On this day in 1958, the newfound UAR (United Arab Republic, الجمهورية العربية المتحدة al-Jumhūrīyah al-‘Arabīyah al-Muttaḥidah) chose its first president: Egyptian leader Gamal Abdel Nasser. Proposed as a pan-Arab state, the UAR was essentially a merger of Syria and Egypt. At the time, much of the Middle East was vulnerable to dominance by the East (the USSR) and the West (NATO), and a newly-unified UAR offered a viable option for maintaining Arab independence. This phenomenon, known as Pan-Arabism, was a result of rising Cold War tensions and a desire for self-determination amongst the smaller powers in the wake of WWII.
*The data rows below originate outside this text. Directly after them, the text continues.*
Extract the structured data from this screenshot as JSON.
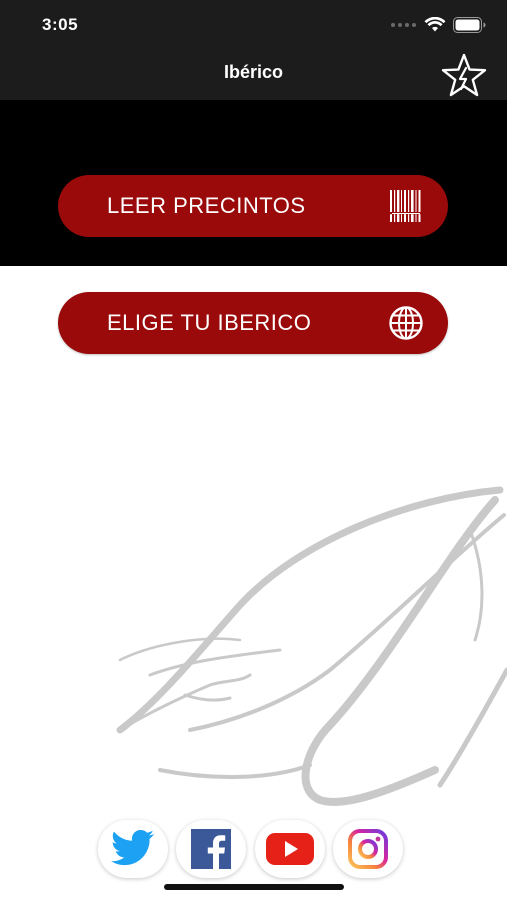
{
  "status_bar": {
    "time": "3:05"
  },
  "nav": {
    "title": "Ibérico",
    "favorite_icon": "star-icon"
  },
  "buttons": {
    "leer_precintos": {
      "label": "LEER PRECINTOS",
      "icon": "barcode-icon"
    },
    "elige_iberico": {
      "label": "ELIGE TU IBERICO",
      "icon": "globe-icon"
    }
  },
  "social": [
    {
      "name": "twitter",
      "icon": "twitter-icon",
      "color": "#1da1f2"
    },
    {
      "name": "facebook",
      "icon": "facebook-icon",
      "color": "#3b5998"
    },
    {
      "name": "youtube",
      "icon": "youtube-icon",
      "color": "#e62117"
    },
    {
      "name": "instagram",
      "icon": "instagram-icon",
      "color": "#d6249f"
    }
  ],
  "colors": {
    "bar_background": "#1c1c1c",
    "band_background": "#000000",
    "button_red": "#9a0a0a",
    "watermark_gray": "#c8c8c8"
  }
}
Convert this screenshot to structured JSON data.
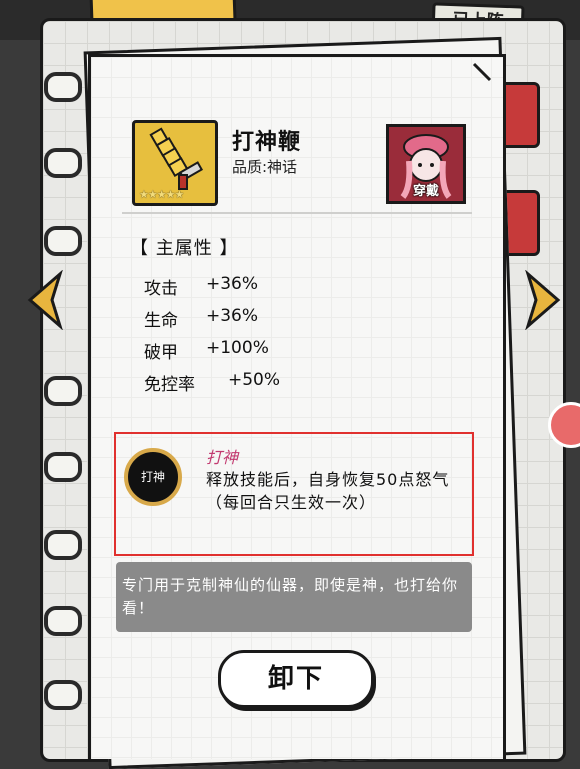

Syrians, previously enthusiastic about the possibility of a unified Arab state, quickly grew to hate Nasser’s dominance of their country. All Syrian political parties were banned, and the UAR became essentially an Egyptian hegemony. The UAR only lasted from 1958 to 1961, when Syria broke off the short-lived union. Despite the failure of the UAR, Egyptian-Syrian relations remained relatively close; the two countries, united in their animosity towards Israel, waged the 6-Day War in 1967 and the Yom Kippur War in 1973.
Nasser may have failed in his goal of creating a powerful, independent Arab super-state, but he created a powerful legacy. Throughout the 1960s and 1970s, Pan-Arabism spread throughout the region and manifested in Nasserism: a political ideology of self-determination, quasi-socialist policies and non-alignment. Nasserist powers were (and are) generally characterized by strong, brutal dictators, like Saddam Hussein (Iraq) and Muammar Gaddafi (Libya). These new Arab states, which rejected dominance by NATO and the Eastern Bloc, upset the regional power balance during the Cold War. In the 21st century, many of these same states underwent political and military turmoil during the Arab Spring, a series of revolutions that rocked the Arab world. Pan-Arabism presented a unique question: how do smaller states become strong without resorting to dictatorship?